Non-covalent DNA binding, protein interaction, DNA cleavage and cytotoxicity of [Cu(quamol)Cl]·H 2 O.

A copper(II) complex [CuII (quamol)Cl]·H2 O, where H(quamol) is N-2-(quinolyl-methylidene)aminophenol, has been isolated. The solution structure of the complex has been assessed to be distorted square-planar. The complex displays a ligand field band in the visible region (608nm) and also show axial EPR spectrum in DMF at 77K with g|| >g⊥ indicating a dx 2 -y 2 ground state. The g|| and A|| values of 2.265 and 153×10-4 cm-1 , respectively, conform to a square-based CuN2 OCl chromophore. The interaction of the complex with calf thymus (CT) DNA has been explored by using absorption (Kb =2.48×105 M-1 ), emission (Kapp =7.72×104 M-1 ) and circular dichroic (CD) spectral measurements, which reveals that a complex interacts strongly with DNA through partial intercalation. The electrochemical studies indicate that Cu(II) binds to DNA more strongly than Cu(I). It cleaves ϕX174 supercoiled phage DNA in the presence of ascorbic acid as a reducing agent.
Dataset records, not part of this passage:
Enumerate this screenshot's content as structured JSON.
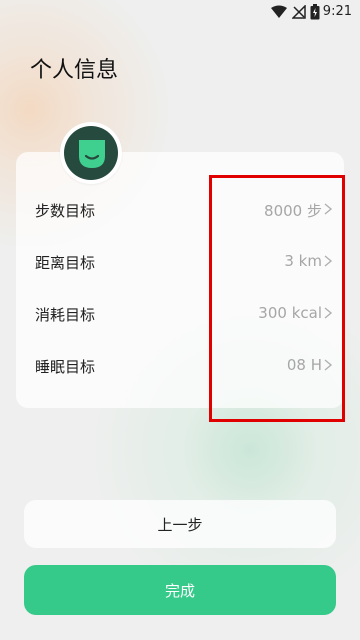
{
  "status_bar": {
    "time": "9:21"
  },
  "header": {
    "title": "个人信息"
  },
  "goals": [
    {
      "label": "步数目标",
      "value": "8000 步"
    },
    {
      "label": "距离目标",
      "value": "3 km"
    },
    {
      "label": "消耗目标",
      "value": "300 kcal"
    },
    {
      "label": "睡眠目标",
      "value": "08 H"
    }
  ],
  "buttons": {
    "prev": "上一步",
    "done": "完成"
  },
  "colors": {
    "accent": "#35c98a",
    "highlight": "#e00000",
    "avatar_bg": "#274a3f"
  }
}
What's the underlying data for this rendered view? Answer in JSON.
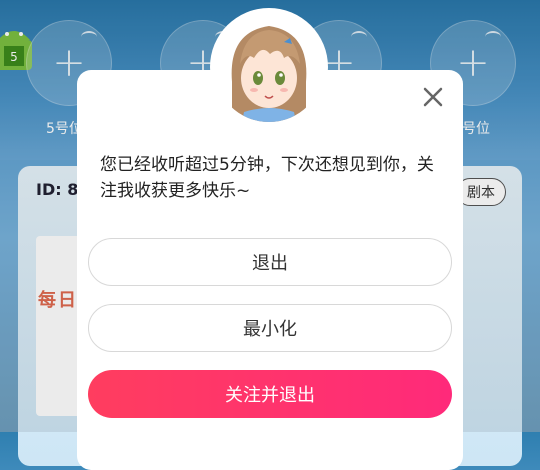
{
  "seats": [
    {
      "label": "5号位",
      "plus": "+"
    },
    {
      "label": "",
      "plus": "+"
    },
    {
      "label": "",
      "plus": "+"
    },
    {
      "label": "号位",
      "plus": "+"
    }
  ],
  "room": {
    "id_label": "ID: 8",
    "script_button": "剧本",
    "poster_text": "每日"
  },
  "dialog": {
    "message": "您已经收听超过5分钟，下次还想见到你，关注我收获更多快乐~",
    "exit_button": "退出",
    "minimize_button": "最小化",
    "follow_exit_button": "关注并退出"
  },
  "colors": {
    "primary_gradient_start": "#ff3d5f",
    "primary_gradient_end": "#ff2a7a"
  }
}
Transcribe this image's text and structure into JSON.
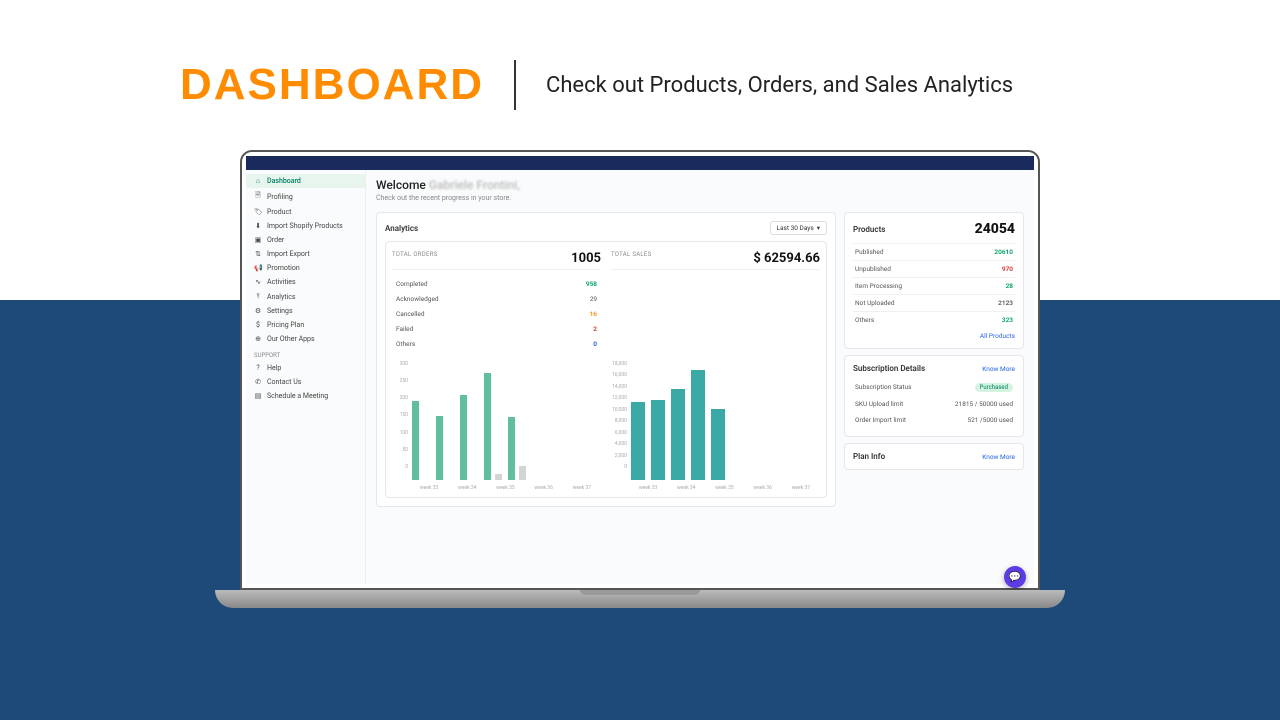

Meanwhile, the interaction of the complex with bovine serum albumin (BSA) indicates that the complex can markedly quench the intrinsic fluorescence of BSA via a static quenching process and cause its conformational change. Interestingly, the observed IC50 values for the cell lines EVSA-T (breast cancer) and M19 MEL (melanoma) are in the range of those observed with cisplatin while M19 MEL cancer cell line, complex is more active than 5-fluorouracil. The complex is non-toxic to healthy cells.